I'm still not ready to discard the notion that 6.5 billion people belching, farting and tooling around in planes, trains and automobiles have at least some effect on the world's climate. At the same time though, I'm not ready to listen to Al Gore's doomsday scenarios.

One reason for that is articles like this one, which when taken with so many others like it expose the Global Warming/Climate Change movement for what it is: a money-making industry that deals harshly with anyone or anything that threatens their cash flow.
When politicians and journalists declare that the science of global warming is settled, they show a regrettable ignorance about how science works. We were treated to another dose of it recently when the experts of the Intergovernmental Panel on Climate Change issued the Summary for Policymakers that puts the political spin on an unfinished scientific dossier on climate change due for publication in a few months’ time. They declared that most of the rise in temperatures since the mid-20th century is very likely due to man-made greenhouse gases.

The small print explains “very likely” as meaning that the experts who made the judgment felt 90% sure about it. Older readers may recall a press conference at Harwell in 1958 when Sir John Cockcroft, Britain’s top nuclear physicist, said he was 90% certain that his lads had achieved controlled nuclear fusion. It turned out that he was wrong. More positively, a 10% uncertainty in any theory is a wide open breach for any latterday Galileo or Einstein to storm through with a better idea. That is how science really works.

[ ... ]

Disdain for the sun goes with a failure by the self-appointed greenhouse experts to keep up with inconvenient discoveries about how the solar variations control the climate. The sun’s brightness may change too little to account for the big swings in the climate. But more than 10 years have passed since Henrik Svensmark in Copenhagen first pointed out a much more powerful mechanism.
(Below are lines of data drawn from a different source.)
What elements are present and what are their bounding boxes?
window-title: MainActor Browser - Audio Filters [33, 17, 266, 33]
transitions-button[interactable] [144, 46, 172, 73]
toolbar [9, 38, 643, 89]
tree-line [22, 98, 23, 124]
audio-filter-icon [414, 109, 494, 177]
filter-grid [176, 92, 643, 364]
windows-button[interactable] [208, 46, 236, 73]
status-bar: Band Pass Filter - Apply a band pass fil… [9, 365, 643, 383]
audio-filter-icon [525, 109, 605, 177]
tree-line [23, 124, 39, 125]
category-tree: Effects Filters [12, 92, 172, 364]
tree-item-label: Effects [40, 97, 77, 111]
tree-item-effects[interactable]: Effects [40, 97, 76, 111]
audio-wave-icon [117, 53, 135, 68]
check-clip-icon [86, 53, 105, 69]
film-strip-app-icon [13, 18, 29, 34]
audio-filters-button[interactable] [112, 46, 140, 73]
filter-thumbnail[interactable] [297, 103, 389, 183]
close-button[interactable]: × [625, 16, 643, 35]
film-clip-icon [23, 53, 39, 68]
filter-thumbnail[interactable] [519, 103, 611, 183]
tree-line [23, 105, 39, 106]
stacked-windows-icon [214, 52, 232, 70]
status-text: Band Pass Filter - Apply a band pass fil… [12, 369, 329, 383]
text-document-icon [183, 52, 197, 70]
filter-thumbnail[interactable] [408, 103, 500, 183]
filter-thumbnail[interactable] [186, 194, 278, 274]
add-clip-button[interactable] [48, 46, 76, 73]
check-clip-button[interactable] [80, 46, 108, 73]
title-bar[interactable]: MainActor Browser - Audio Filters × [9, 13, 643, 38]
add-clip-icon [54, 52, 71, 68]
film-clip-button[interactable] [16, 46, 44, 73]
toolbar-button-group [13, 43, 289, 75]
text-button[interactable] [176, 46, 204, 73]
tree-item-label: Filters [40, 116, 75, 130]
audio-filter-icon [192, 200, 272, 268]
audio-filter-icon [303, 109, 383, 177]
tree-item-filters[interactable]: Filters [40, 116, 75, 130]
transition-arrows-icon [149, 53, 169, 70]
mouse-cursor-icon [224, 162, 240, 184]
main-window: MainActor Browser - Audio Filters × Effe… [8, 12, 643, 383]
He saw from compilations of weather satellite data that cloudiness varies according to how many atomic particles are coming in from exploded stars. More cosmic rays, more clouds. The sun’s magnetic field bats away many of the cosmic rays, and its intensification during the 20th century meant fewer cosmic rays, fewer clouds, and a warmer world. On the other hand the Little Ice Age was chilly because the lazy sun let in more cosmic rays, leaving the world cloudier and gloomier.
Read it all.

1 comment:

ba ba said...

Oh, mars is getting warmer too.

If they wanted to reduce Carbon so bad they could always do this,

http://bnpandme.blogspot.com/2007/02/non-water-melon-green-on-outside-red-on.html

But that would bean the growth of the west wouldn't need to be retarded, so i cant see it happening.